Innovation in bionic limb technology is among the big amputee trends we’re tracking this year, and one of our go-to sources of information on this subject is Bionics for Everyone. This incredibly helpful website is sort of a cross between Wikipedia and Consumer Reports. You get a mix of educational articles that explain how the technology works, updates on the most active research frontiers, and product reviews that weigh the pros and cons of commercially available devices.
Bionics for Everyone unveiled two outstanding overview pieces last month, A Complete Guide to Bionic Arms & Hands and A Complete Guide to Bionic Legs & Feet. Check them out after you’ve read the “state of the industry” article below, submitted by site founder Wayne Williams. Many thanks to Wayne for sharing this content.

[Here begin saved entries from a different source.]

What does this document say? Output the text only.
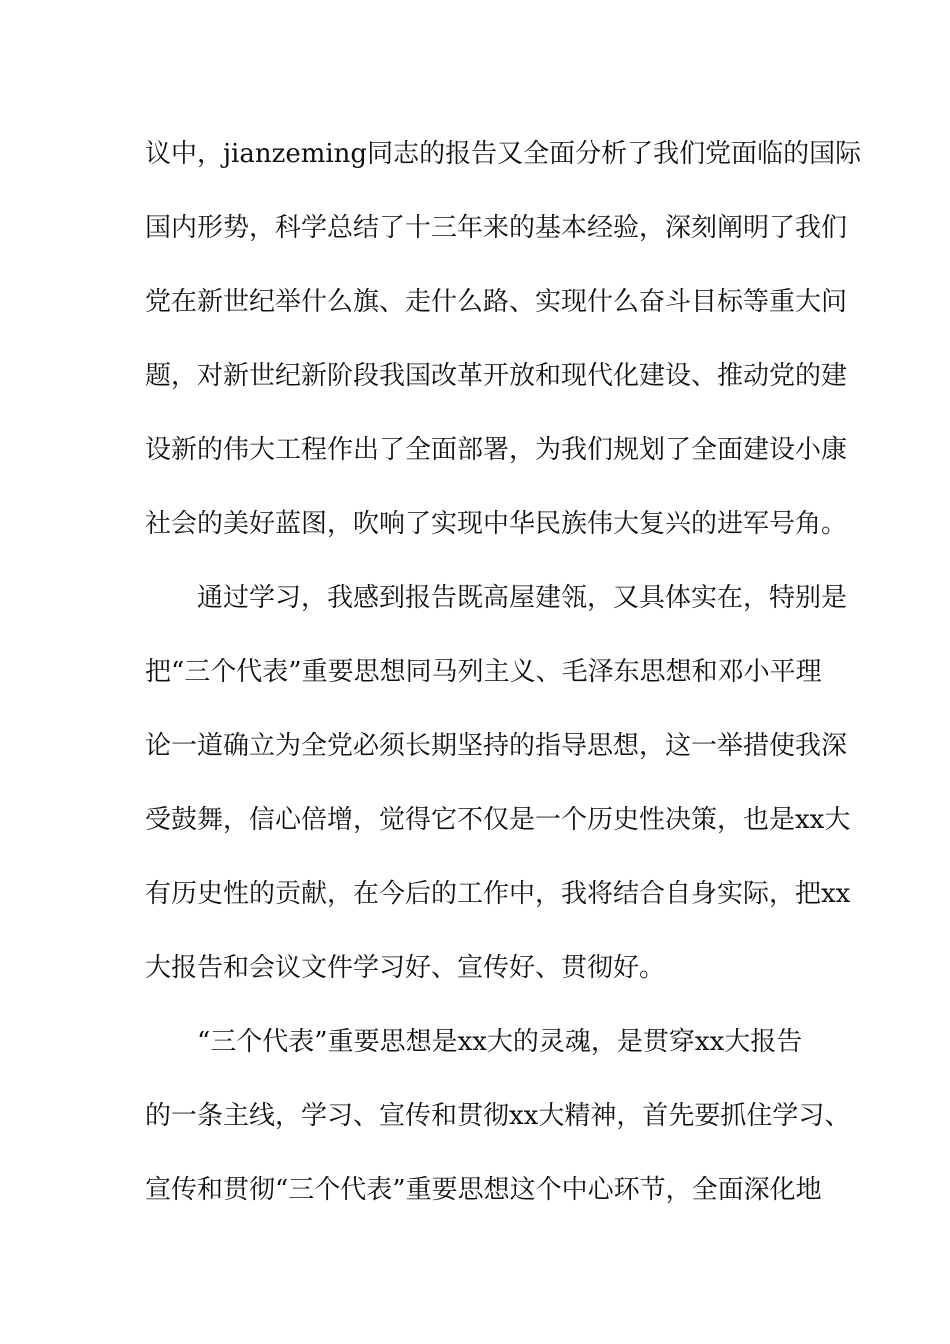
议中，jianzeming同志的报告又全面分析了我们党面临的国际
国内形势，科学总结了十三年来的基本经验，深刻阐明了我们
党在新世纪举什么旗、走什么路、实现什么奋斗目标等重大问
题，对新世纪新阶段我国改革开放和现代化建设、推动党的建
设新的伟大工程作出了全面部署，为我们规划了全面建设小康
社会的美好蓝图，吹响了实现中华民族伟大复兴的进军号角。
通过学习，我感到报告既高屋建瓴，又具体实在，特别是
把“三个代表”重要思想同马列主义、毛泽东思想和邓小平理
论一道确立为全党必须长期坚持的指导思想，这一举措使我深
受鼓舞，信心倍增，觉得它不仅是一个历史性决策，也是xx大
有历史性的贡献，在今后的工作中，我将结合自身实际，把xx
大报告和会议文件学习好、宣传好、贯彻好。
“三个代表”重要思想是xx大的灵魂，是贯穿xx大报告
的一条主线，学习、宣传和贯彻xx大精神，首先要抓住学习、
宣传和贯彻“三个代表”重要思想这个中心环节，全面深化地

As we head into 2021, we think that most of the electromechanical issues related to bionic limbs have been solved. It will be decades before they match the full nuance and dexterity of our natural limbs, if ever. But scientists and engineers now understand the mechanics of our feet, ankles, knees, hands, wrists, elbows, and shoulders sufficiently to replicate our core motions—say, about 90% of our overall mechanical capabilities. (You’ll notice I left the hips off that list.)
The real battle is being fought in the area of user control, and here the approaches are completely different in the upper-limb versus lower-limb categories. The challenge with upper limbs is to properly connect the brain to the device. But in lower limbs, the strategy has instead been to use localized sensors and microprocessors to address mobility issues independent of any connection to the brain.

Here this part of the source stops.